Temporary power solutions can be delivered to the Philippines or to any emerging country anywhere in the world at a moment’s notice, and can be installed and activated in a matter of days. They are able to effectively supply the precise power requirement at any given time, and can be ramped up or scaled down depending on the demand. Governments, power utility providers or power industry stakeholders need not pour in a huge investment in capital expenditure, and can pay for the produced electricity from their operating revenues.
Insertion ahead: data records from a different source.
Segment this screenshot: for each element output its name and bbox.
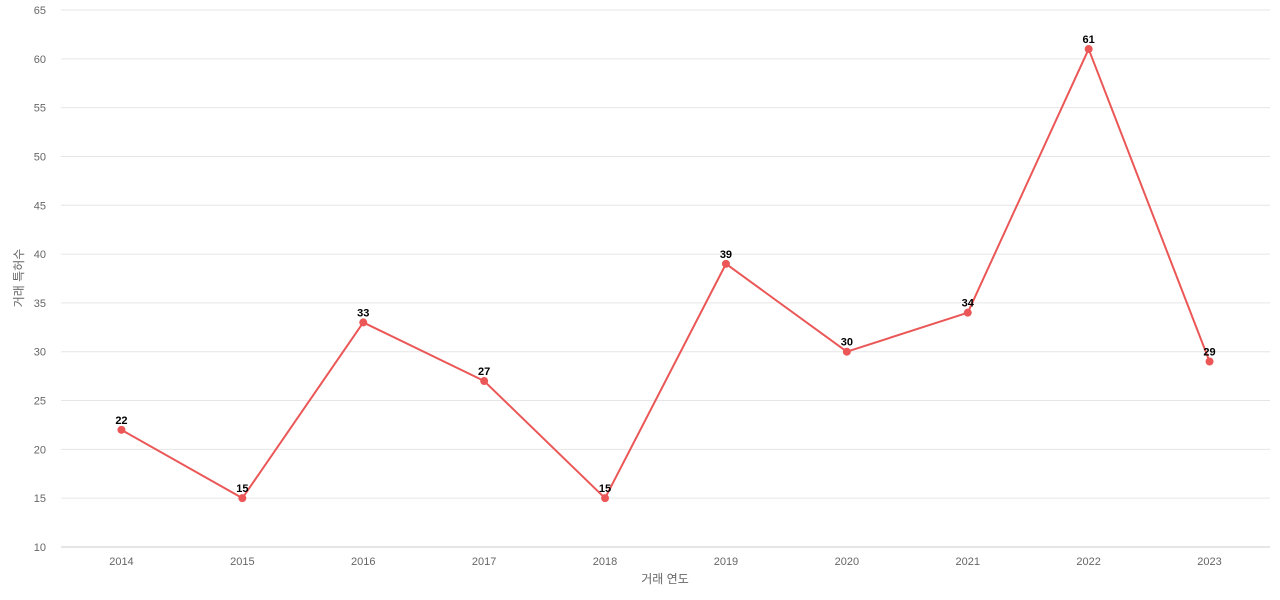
data-label-2020: 30 (841, 337, 853, 349)
y-tick-label-10: 10 (34, 542, 46, 554)
x-tick-label-2022: 2022 (1076, 556, 1100, 568)
data-point-2021[interactable] (963, 308, 972, 317)
grid-layer (61, 9, 1270, 499)
y-tick-label-60: 60 (34, 54, 46, 66)
x-tick-label-2023: 2023 (1197, 556, 1221, 568)
y-tick-label-40: 40 (34, 249, 46, 261)
data-point-2017[interactable] (480, 377, 489, 386)
axis-layer: 10 15 20 25 30 35 40 45 50 55 60 65 2014 2015 2016 2017… (34, 5, 1270, 568)
data-point-2016[interactable] (359, 318, 368, 327)
data-point-2023[interactable] (1205, 357, 1214, 366)
data-point-2020[interactable] (842, 347, 851, 356)
data-label-2022: 61 (1083, 34, 1095, 46)
data-point-2022[interactable] (1084, 45, 1093, 54)
data-label-2019: 39 (720, 249, 732, 261)
y-tick-label-20: 20 (34, 444, 46, 456)
x-axis-title: 거래 연도 (641, 572, 689, 586)
series-line (120, 48, 1211, 500)
series-layer (117, 45, 1214, 503)
y-tick-label-45: 45 (34, 200, 46, 212)
data-label-2016: 33 (357, 307, 369, 319)
y-tick-label-25: 25 (34, 396, 46, 408)
x-tick-label-2015: 2015 (230, 556, 254, 568)
x-tick-label-2017: 2017 (472, 556, 496, 568)
x-tick-label-2018: 2018 (593, 556, 617, 568)
x-tick-label-2019: 2019 (714, 556, 738, 568)
y-tick-label-50: 50 (34, 151, 46, 163)
y-axis-title: 거래 특허수 (12, 249, 26, 308)
x-tick-label-2020: 2020 (835, 556, 859, 568)
y-tick-label-15: 15 (34, 493, 46, 505)
data-label-2023: 29 (1203, 346, 1215, 358)
data-label-2015: 15 (236, 483, 248, 495)
data-label-2017: 27 (478, 366, 490, 378)
label-layer: 22 15 33 27 15 39 30 34 61 29 (115, 34, 1215, 495)
data-point-2014[interactable] (117, 425, 126, 434)
data-label-2014: 22 (115, 415, 127, 427)
x-tick-label-2014: 2014 (109, 556, 133, 568)
x-tick-label-2016: 2016 (351, 556, 375, 568)
y-tick-label-35: 35 (34, 298, 46, 310)
data-label-2018: 15 (599, 483, 611, 495)
x-tick-label-2021: 2021 (956, 556, 980, 568)
data-point-2019[interactable] (721, 259, 730, 268)
data-point-2015[interactable] (238, 494, 247, 503)
y-tick-label-55: 55 (34, 103, 46, 115)
data-point-2018[interactable] (601, 494, 610, 503)
y-tick-label-65: 65 (34, 5, 46, 17)
y-tick-label-30: 30 (34, 347, 46, 359)
data-label-2021: 34 (962, 298, 975, 310)
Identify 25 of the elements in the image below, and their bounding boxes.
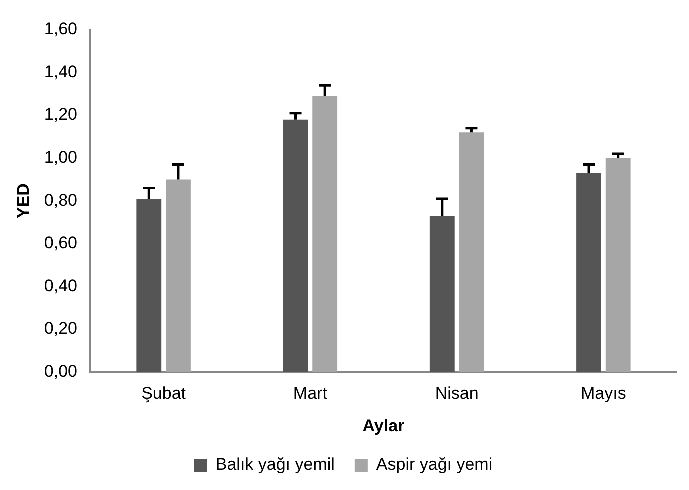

Temporary power plants are greatly beneficial in providing reliable electricity when permanent power facilities are undergoing maintenance, or when there are significant delays in the activation of new sources of electricity. They can also be a viable alternative to running inefficient and costly outdated or poorly maintained permanent power plants.

Temporary power solutions can provide immediate power to developing countries
The economic resurgence of the Philippines in recent years has been one of Asia’s biggest success stories. The country’s continued economic growth has been nothing short of impressive. Modern and industrializing economies, such as the Philippines, need an efficient and reliable supply of electricity to sustain their economic activities, better support their citizens and take off. While the government and other power stakeholders are working towards a long-term solution to power challenges, temporary power solutions can provide the Philippines with the much-needed boost in the power supply, paving the way to a more sustainable and viable economy.